What is Seccomp?
A large number of system calls are exposed to every userland process with many of them going unused for the entire lifetime of the process. A certain subset of userland applications benefit by having a reduced set of available system calls. The resulting set reduces the total kernel surface exposed to the application. System call filtering is meant for use with those applications. Seccomp filtering provides a means for a process to specify a filter for incoming system calls.
source: Kernel Docs
Seccomp with Docker
Seccomp profile is attached with docker container by default. But understanding the profile can be hard if you are new to it.
Here is the snippet of syscalls allowed from the default profile:
{
"names": [
"bpf",
"clone",
"fanotify_init",
"lookup_dcookie",
"mount",
"name_to_handle_at",
"perf_event_open",
"quotactl",
"setdomainname",
"sethostname",
"setns",
"syslog",
"umount",
"umount2",
"unshare"
],
"action": "SCMP_ACT_ALLOW",
"args": [],
"comment": "",
"includes": {
"caps": [
"CAP_SYS_ADMIN"
]
},
"excludes": {}
},
Here the syscalls mentioned in the names
list are allowed for container only if the container starting has the capability CAP_SYS_ADMIN
included when starting it, using the flag --cap-add=SYS_ADMIN
.
Experiment
I have done my own experiment where I am tying the chmod
syscall to the capability CAP_WAKE_ALARM
(There is no serious thinking put behind tying chmod
to this capability CAP_WAKE_ALARM
, I chose it because this capability did not seem to be doing much important hence I picked it up).
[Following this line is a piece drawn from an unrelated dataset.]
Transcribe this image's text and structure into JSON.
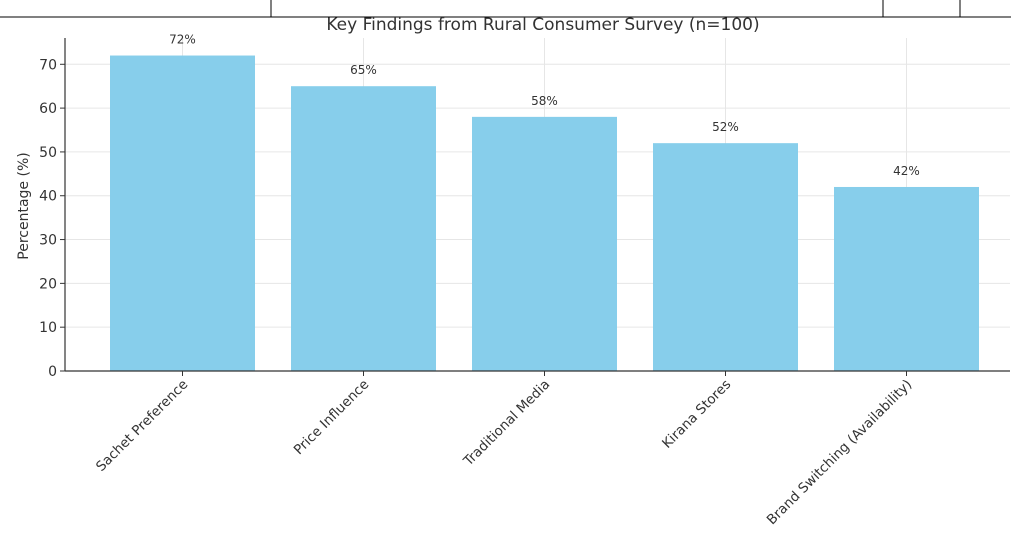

To try this out I have created a config of my own by changing the default config which looks like following diff:
--- default.json 2019-06-10 14:23:11.688170627 +0530
+++ chmod-wake-alarm.json 2019-06-10 14:19:25.706274172 +0530
@@ -62,7 +62,6 @@
"capget",
"capset",
"chdir",
- "chmod",
"chown",
"chown32",
"clock_getres",
@@ -94,8 +93,6 @@
"fallocate",
"fanotify_mark",
"fchdir",
- "fchmod",
- "fchmodat",
"fchown",
"fchown32",
"fchownat",
@@ -381,6 +378,22 @@
},
{
"names": [
+ "chmod",
+ "fchmod",
+ "fchmodat"
+ ],
+ "action": "SCMP_ACT_ALLOW",
+ "args": [],
+ "comment": "",
+ "includes": {
+ "caps": [
+ "CAP_WAKE_ALARM"
+ ]
+ },
+ "excludes": {}
+ },
+ {
+ "names": [
"personality"
],
"action": "SCMP_ACT_ALLOW",
@@ -791,4 +804,4 @@
"excludes": {}
}
]
-}
\ No newline at end of file
+}
To understand what has changed I first removed all the references to the chmod
and then added following snippet to tie the chmod
to CAP_WAKE_ALARM
.
{
"names": [
"chmod",
"fchmod",
"fchmodat"
],
"action": "SCMP_ACT_ALLOW",
"args": [],
"comment": "",
"includes": {
"caps": [
"CAP_WAKE_ALARM"
]
},
"excludes": {}
},
Now let’s try this if it works:
$ docker container run --rm -it --security-opt seccomp=chmod-wake-alarm.json alpine sh
/ # touch foo.sh
/ # chmod +x foo.sh
chmod: foo.sh: Operation not permitted
If you see with the newly created profile the container did not allow chmod
to run.
$ docker container run --cap-add=WAKE_ALARM --rm -it --security-opt seccomp=chmod-wake-alarm.json alpine sh
/ # touch foo.sh
/ # chmod +x foo.sh
But in the above command I explicitly permitted this container to run with capability CAP_WAKE_ALARM
, and now the container allows chmod
. In this way you can create your own profile and tie it up with any capability you want.